Eventually even the best employees will find themselves dealing with problems outside of work, which are significant enough to interfere with their duties. This will typically come in the form of illness, a death in the family, or another catastrophic event that will require them to take time off work. The employee may find that the savings they have is not sufficient to cover the emergency they’re dealing with. In this scenario the employee may request a payroll advance from you to help them, but before you grant it to them here are some things to consider.
How Does A Salary Advance Work?
The advance is a loan which is provided to employees. It is taken out of wages that you intend to pay them in the future. It differs from the typical loans that are given between friends or family members. Whereas a friend or loved one may back you back at some future time once they get the money, there is no specific time in which this is expected.

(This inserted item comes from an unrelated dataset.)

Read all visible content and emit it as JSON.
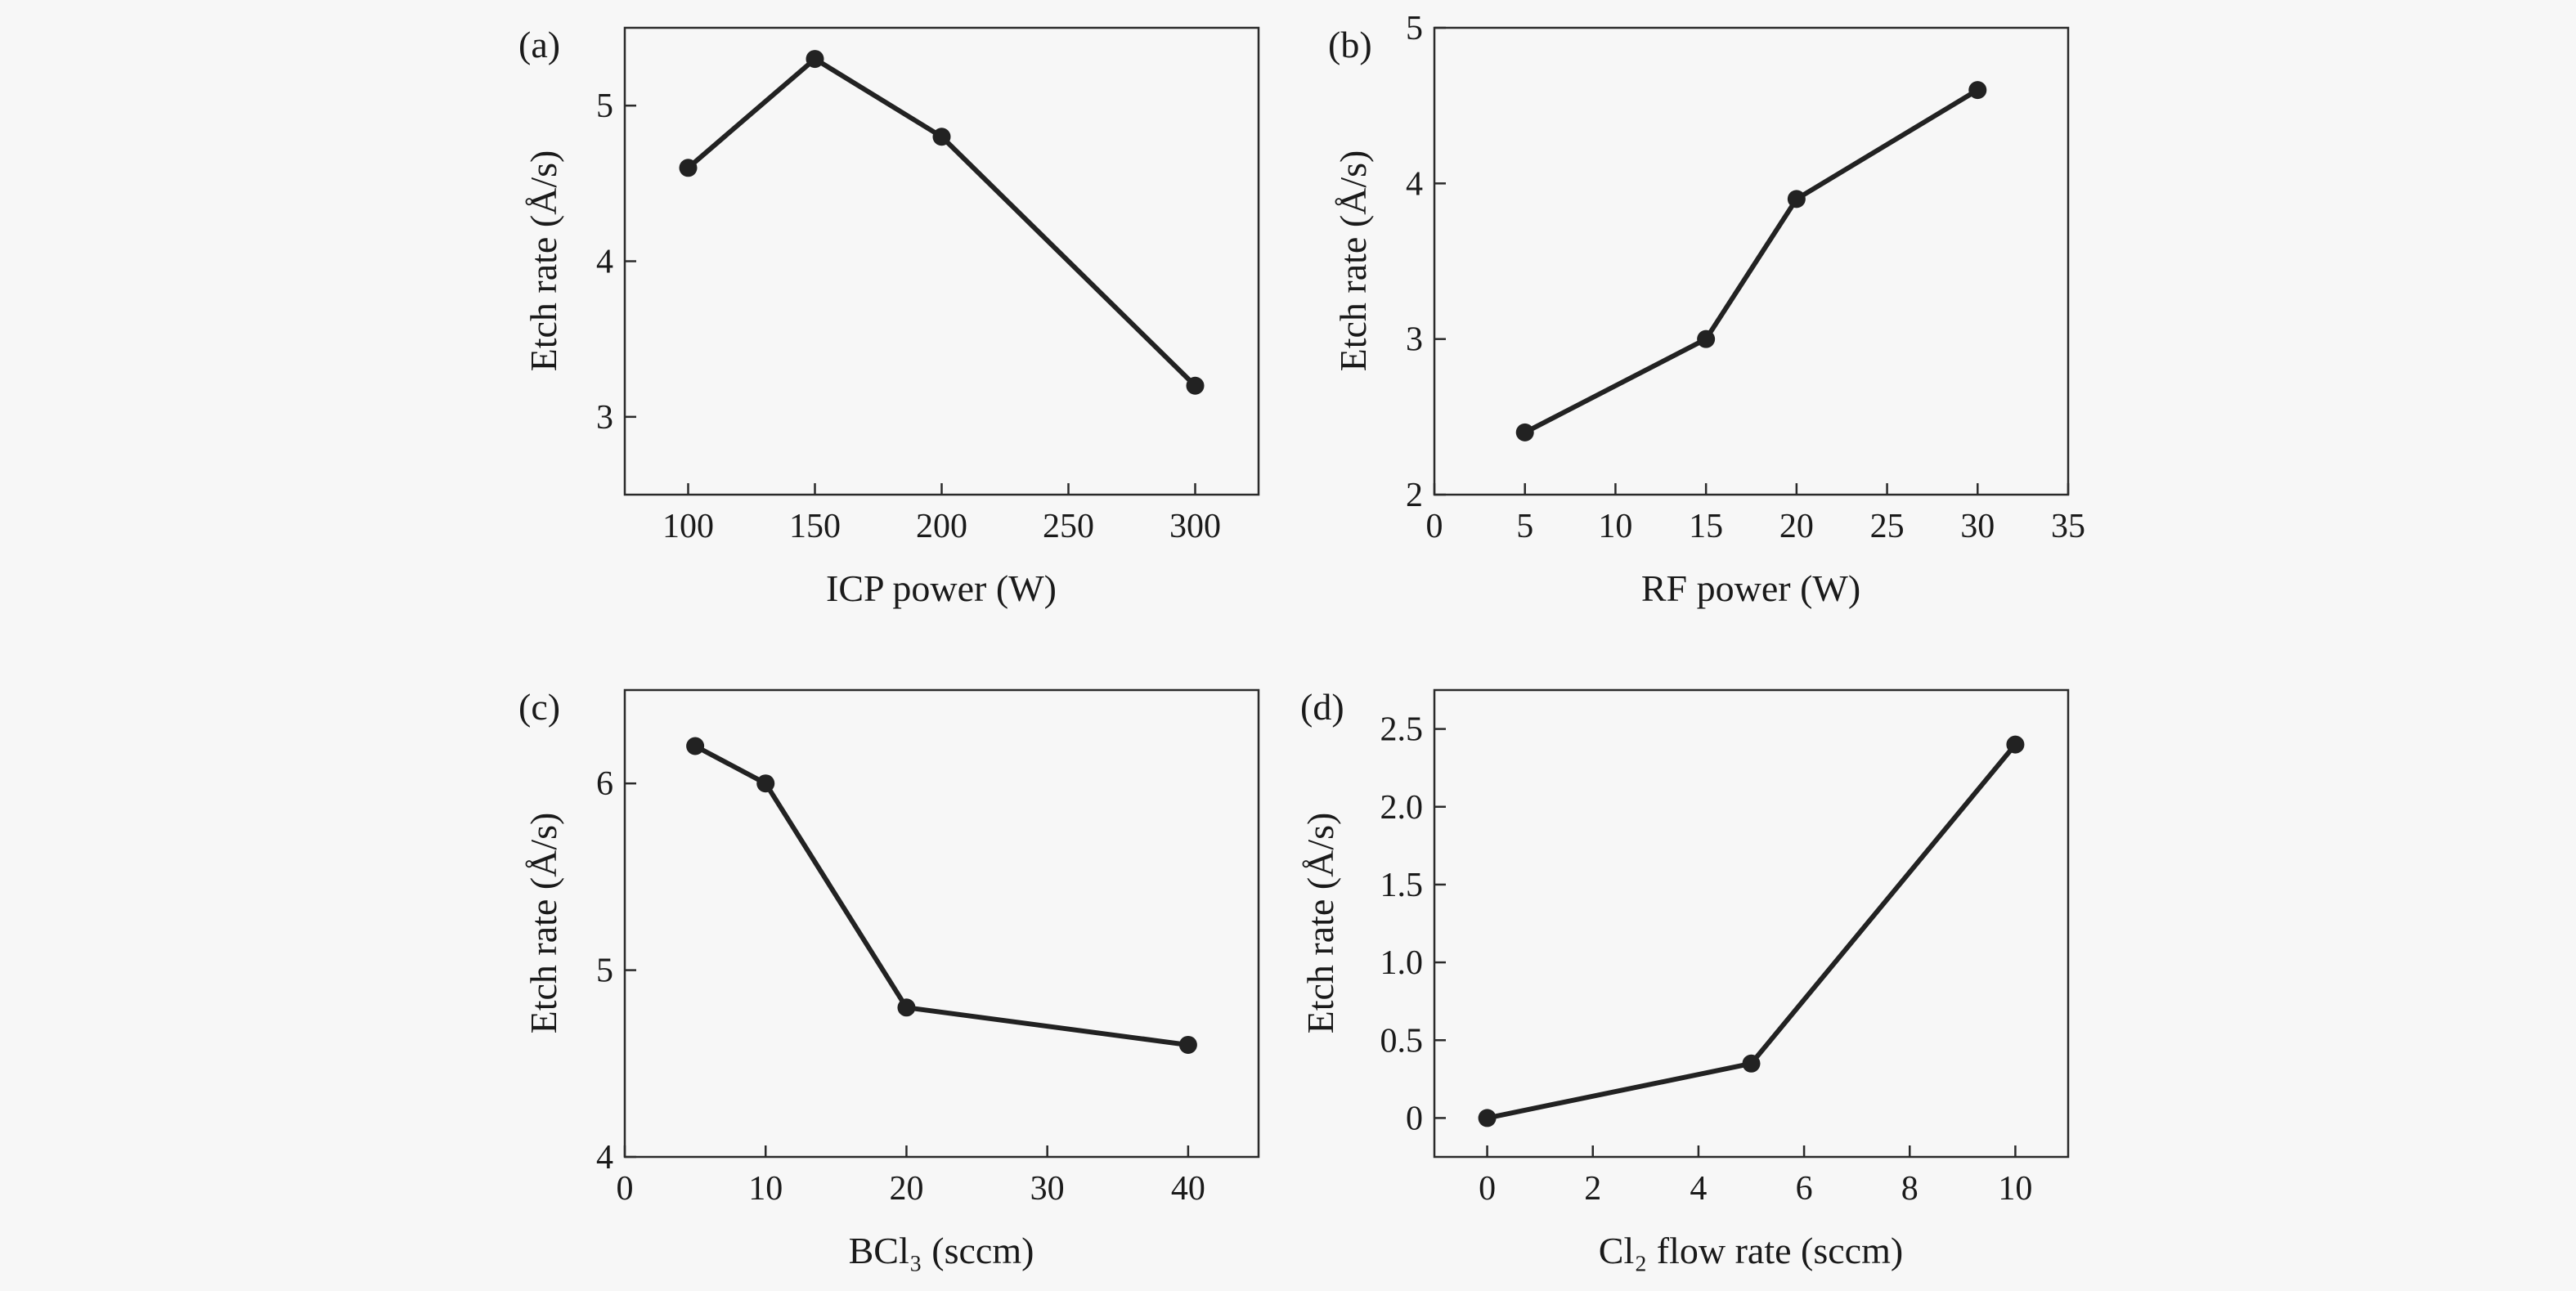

An advance from an employer, on the other hand, is much more formal. There will be repayment terms which you’ll be expected to meet, with consequences if you do not. The repayments will usually be taken out of your future earnings, and you can use an entire paycheck to pay it off or spread the payments across multiple checks to keep some funds in your pocket. No employer is required by law to give such advances to their employees, but there are a number of best practices that should be followed.
Best Practices For Payroll Advances
Favoritism should be avoided when it comes to issuing these advances. In other words, if you’re willing to give it to one employee then you should also be willing to grant it to all of them. Generally, it is best to maintain a policy which is established so that everyone can be held to the exact same standards. For example, employees should work for you for a minimum time period before you’re open to granting them a loan, such as 12 months.
You should also set limits on how much an employee can request. It obviously doesn’t make much sense to issue an employee an advance which is substantially higher than their monthly or quarterly earnings, because then they can quit and you will never get the money back. Limits should also be placed on the number of times that an employee may request an advance within a single year.
Also, another critical factor to keep in mind is that when you issue an employee an advance, the deductions that you take out of their check must not result in them earning less than the federal or local minimum wage, otherwise you would be in violation of the law. You should also consider charging interest on the advance for the simple courtesy of providing the service along with the paperwork that you will be required to process.